11. A) The angle between two vectors can be found using the dot product formula: angle = arccos((A dot B) / (magnitude of A * magnitude of B)). In this case, the angle between X and Y can be calculated as arccos((4 * 6 + 1 * 3) / (sqrt(4²+1²) * sqrt(6²+3²))).
B) The component of vector X along the direction of vector Y can be calculated using the formula: component of X along Y = magnitude of X * cos(angle between X and Y). In this case, the magnitude of vector X is given as 4i + j, and the angle between X and Y can be found using the dot product formula mentioned in part A.
12. To determine if the train will stop in time, we need to find the time it takes for the train to come to a stop. Using the formula: final velocity² = initial velocity² + 2 * acceleration * distance, we can solve for time. If the calculated time is less than the time it takes for the train to reach the end of the platform, which can be found by dividing the platform length by the initial velocity, then the train will stop in time.

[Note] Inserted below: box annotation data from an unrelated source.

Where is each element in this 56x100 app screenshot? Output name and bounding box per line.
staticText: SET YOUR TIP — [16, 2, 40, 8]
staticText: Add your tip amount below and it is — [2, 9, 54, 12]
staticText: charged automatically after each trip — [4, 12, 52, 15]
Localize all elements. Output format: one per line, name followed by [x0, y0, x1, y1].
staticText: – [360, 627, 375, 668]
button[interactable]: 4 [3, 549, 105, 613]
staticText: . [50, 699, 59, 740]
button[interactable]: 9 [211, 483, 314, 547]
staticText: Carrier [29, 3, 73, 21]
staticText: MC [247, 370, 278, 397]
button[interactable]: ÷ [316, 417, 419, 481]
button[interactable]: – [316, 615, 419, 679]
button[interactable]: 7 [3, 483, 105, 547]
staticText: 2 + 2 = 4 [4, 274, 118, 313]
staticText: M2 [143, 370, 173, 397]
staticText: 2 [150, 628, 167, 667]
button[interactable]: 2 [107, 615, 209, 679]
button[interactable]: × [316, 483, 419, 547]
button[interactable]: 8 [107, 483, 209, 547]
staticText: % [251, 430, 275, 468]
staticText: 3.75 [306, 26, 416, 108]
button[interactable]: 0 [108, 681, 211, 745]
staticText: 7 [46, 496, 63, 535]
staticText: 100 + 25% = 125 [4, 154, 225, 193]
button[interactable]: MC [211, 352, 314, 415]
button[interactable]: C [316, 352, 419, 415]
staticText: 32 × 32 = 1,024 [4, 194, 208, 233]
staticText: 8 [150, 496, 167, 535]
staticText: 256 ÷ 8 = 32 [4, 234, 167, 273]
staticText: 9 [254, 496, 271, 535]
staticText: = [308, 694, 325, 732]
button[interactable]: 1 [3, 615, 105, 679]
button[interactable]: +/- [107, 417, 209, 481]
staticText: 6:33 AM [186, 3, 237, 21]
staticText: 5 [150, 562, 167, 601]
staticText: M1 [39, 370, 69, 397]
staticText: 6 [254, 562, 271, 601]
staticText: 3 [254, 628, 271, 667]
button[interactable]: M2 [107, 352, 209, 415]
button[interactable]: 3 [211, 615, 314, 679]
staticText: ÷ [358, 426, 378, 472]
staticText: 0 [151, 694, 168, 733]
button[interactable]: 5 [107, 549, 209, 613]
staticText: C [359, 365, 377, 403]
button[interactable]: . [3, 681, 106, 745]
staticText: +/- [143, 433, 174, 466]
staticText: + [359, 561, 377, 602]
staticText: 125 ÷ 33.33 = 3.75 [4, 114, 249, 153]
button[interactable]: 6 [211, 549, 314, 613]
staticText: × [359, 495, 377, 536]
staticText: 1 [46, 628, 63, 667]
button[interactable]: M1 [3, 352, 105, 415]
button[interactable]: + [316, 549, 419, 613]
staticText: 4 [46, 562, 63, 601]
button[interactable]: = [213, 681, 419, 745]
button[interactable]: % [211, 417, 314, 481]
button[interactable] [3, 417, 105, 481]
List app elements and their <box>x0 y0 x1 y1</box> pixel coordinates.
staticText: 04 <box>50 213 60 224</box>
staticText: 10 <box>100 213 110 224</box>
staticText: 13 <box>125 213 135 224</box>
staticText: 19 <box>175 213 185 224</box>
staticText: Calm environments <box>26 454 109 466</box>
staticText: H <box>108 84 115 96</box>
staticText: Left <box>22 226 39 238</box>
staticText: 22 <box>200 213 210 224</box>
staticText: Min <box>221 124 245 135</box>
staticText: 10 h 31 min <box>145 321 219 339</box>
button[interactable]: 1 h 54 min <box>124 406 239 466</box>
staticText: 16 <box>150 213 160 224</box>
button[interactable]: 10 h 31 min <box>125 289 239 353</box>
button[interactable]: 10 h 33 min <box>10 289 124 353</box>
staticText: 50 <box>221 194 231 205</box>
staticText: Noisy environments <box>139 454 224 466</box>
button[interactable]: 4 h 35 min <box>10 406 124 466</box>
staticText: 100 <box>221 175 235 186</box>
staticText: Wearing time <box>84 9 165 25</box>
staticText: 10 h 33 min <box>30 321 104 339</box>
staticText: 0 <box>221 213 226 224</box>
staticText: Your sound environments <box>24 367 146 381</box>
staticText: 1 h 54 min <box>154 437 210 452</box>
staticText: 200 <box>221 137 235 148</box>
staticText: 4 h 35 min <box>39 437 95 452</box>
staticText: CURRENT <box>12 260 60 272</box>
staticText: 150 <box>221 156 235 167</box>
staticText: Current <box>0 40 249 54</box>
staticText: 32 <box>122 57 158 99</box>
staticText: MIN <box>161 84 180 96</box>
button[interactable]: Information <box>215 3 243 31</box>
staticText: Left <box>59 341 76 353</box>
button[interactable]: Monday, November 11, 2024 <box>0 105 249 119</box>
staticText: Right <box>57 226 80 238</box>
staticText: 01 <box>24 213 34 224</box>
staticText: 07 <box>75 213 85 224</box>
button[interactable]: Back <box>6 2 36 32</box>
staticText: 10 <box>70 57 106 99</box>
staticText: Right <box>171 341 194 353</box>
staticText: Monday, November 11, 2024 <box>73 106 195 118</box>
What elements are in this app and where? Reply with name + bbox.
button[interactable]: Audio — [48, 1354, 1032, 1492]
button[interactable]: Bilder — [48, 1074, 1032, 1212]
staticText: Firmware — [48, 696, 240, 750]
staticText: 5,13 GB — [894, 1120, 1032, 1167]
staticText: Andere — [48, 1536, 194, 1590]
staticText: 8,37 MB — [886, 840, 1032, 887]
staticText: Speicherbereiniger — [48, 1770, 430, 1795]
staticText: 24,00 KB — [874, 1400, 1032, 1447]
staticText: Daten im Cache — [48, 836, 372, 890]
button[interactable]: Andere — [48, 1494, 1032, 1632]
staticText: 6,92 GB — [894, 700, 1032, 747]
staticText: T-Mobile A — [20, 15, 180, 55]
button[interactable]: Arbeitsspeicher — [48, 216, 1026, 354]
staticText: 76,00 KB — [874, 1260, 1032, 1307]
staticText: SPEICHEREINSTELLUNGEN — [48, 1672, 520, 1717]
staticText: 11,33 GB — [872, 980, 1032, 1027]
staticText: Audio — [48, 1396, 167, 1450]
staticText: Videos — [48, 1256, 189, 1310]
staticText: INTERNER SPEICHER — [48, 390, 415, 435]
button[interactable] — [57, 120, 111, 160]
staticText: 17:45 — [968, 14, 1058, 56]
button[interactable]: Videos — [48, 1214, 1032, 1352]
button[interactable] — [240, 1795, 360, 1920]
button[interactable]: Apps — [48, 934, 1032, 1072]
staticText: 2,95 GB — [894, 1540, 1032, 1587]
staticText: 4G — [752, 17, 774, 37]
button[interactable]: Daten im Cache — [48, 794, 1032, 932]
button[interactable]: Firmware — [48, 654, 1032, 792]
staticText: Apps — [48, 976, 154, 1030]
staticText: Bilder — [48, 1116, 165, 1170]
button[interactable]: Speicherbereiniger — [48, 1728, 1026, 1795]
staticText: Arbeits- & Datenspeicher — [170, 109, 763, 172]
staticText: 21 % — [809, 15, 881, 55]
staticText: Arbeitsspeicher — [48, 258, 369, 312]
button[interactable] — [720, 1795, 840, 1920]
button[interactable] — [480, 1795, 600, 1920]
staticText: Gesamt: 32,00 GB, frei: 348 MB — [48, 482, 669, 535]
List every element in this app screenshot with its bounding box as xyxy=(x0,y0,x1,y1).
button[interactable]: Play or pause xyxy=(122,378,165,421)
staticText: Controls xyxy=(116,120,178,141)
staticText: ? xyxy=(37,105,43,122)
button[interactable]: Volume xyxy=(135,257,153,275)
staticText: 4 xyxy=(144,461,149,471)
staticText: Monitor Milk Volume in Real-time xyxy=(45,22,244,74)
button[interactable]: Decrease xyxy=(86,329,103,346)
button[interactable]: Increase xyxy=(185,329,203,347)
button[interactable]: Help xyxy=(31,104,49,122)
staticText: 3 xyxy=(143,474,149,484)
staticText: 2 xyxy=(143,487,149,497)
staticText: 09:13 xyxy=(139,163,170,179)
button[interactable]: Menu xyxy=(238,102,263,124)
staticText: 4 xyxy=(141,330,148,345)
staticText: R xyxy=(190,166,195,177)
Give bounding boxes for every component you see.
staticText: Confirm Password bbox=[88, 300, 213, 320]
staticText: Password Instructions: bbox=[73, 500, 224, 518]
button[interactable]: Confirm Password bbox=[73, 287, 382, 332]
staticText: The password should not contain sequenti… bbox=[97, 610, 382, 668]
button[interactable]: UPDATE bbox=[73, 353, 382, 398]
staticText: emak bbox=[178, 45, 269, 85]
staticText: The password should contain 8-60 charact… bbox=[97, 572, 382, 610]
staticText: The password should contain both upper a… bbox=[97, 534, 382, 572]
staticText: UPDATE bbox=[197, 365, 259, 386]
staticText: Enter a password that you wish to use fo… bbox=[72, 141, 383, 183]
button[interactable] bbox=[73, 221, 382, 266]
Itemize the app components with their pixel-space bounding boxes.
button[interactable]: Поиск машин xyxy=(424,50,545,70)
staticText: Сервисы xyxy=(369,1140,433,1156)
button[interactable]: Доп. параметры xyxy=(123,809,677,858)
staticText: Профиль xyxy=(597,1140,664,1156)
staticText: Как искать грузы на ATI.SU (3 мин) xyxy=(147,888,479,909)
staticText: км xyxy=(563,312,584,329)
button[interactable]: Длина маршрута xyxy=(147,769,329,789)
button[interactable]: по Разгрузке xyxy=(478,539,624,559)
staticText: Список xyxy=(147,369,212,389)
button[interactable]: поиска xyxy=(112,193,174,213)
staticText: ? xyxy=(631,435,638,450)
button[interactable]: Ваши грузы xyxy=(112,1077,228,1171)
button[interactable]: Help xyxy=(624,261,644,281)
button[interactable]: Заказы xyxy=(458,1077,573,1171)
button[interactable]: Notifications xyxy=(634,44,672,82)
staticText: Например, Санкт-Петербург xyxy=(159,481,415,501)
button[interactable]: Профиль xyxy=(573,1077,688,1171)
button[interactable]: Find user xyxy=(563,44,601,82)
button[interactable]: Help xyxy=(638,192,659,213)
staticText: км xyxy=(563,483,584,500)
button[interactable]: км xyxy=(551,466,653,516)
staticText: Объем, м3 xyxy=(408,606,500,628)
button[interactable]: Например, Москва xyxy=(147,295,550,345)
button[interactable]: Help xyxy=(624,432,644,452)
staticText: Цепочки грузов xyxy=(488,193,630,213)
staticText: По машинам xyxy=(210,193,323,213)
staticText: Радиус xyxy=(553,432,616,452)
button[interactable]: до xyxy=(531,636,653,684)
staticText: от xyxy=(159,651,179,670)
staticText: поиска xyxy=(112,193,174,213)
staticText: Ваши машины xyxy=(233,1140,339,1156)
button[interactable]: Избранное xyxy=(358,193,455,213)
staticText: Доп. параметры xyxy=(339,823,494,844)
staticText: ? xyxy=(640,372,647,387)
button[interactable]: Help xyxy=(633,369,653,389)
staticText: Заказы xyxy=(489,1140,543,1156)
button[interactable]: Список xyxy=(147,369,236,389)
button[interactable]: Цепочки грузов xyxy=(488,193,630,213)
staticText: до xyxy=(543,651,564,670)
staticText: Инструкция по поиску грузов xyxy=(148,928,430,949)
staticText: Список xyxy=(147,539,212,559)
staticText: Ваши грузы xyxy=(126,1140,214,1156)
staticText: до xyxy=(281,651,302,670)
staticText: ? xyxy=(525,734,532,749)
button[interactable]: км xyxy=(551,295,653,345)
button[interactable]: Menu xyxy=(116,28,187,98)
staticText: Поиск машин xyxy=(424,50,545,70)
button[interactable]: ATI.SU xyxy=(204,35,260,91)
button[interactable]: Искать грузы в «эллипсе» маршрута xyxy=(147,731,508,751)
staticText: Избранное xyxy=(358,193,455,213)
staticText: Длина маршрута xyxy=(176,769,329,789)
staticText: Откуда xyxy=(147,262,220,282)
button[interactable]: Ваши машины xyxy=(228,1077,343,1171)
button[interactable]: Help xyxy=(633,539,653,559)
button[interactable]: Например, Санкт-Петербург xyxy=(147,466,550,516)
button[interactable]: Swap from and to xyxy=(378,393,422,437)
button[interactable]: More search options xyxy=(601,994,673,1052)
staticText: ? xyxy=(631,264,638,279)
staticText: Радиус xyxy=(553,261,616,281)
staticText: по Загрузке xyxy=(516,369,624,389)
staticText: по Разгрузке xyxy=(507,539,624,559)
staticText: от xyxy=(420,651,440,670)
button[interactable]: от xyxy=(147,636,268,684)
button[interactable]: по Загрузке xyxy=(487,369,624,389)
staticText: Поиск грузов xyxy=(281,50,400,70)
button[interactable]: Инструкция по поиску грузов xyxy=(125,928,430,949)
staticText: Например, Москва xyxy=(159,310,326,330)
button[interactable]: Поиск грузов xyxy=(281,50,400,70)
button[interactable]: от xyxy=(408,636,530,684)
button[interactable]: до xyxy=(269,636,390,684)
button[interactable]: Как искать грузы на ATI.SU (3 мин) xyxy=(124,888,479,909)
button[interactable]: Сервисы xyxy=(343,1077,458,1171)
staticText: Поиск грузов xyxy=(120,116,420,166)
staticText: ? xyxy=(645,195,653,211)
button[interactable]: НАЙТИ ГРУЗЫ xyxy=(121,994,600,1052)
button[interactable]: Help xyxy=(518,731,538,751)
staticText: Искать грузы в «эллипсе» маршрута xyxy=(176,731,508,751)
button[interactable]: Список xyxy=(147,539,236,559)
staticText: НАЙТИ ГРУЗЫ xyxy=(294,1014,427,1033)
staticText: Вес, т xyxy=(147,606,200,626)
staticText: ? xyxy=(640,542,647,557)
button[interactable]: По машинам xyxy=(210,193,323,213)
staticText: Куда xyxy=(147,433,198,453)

13. (a) The cosine of the angle between vector P and the x-axis can be found using the formula: cosine of the angle = P dot i / (magnitude of P * magnitude of i). In this case, the magnitude of vector P is given as -4i + 6j, and the magnitude of i is 1 unit.
(b) The cosine of the angle between vector P and the y-axis can be found using the formula: cosine of the angle = P dot j / (magnitude of P * magnitude of j). In this case, the magnitude of vector P is given as -4i + 6j, and the magnitude of j is 1 unit.
14. (a) The time required for the ball to hit the ground can be found using the kinematic equation: final velocity = initial velocity + acceleration * time. In this case, the initial velocity is 10 m/s, the final velocity is 0 m/s (since it hits the ground), and the acceleration is -10 m/s² (due to gravity). Solving for time will give the required answer.
(b) The velocity with which the ball hits the ground can be found using the formula: final velocity = initial velocity + acceleration * time. In this case, the initial velocity is 10 m/s, the acceleration is -10 m/s², and the time can be found in part (a). Solving for final velocity will give the required answer.
15. A) To find the vector that must be added to vector C of 10 km, east in order to give a resultant vector of 15 km, east, we can subtract vector C from the resultant vector. Therefore, the required vector is 15 km, east - 10 km, east.
B) To find the vector that must be added to vector C of 10 km, east in order to give a resultant vector of 15 km, west, we can subtract vector C from the resultant vector. Therefore, the required vector is 15 km, west - 10 km, east.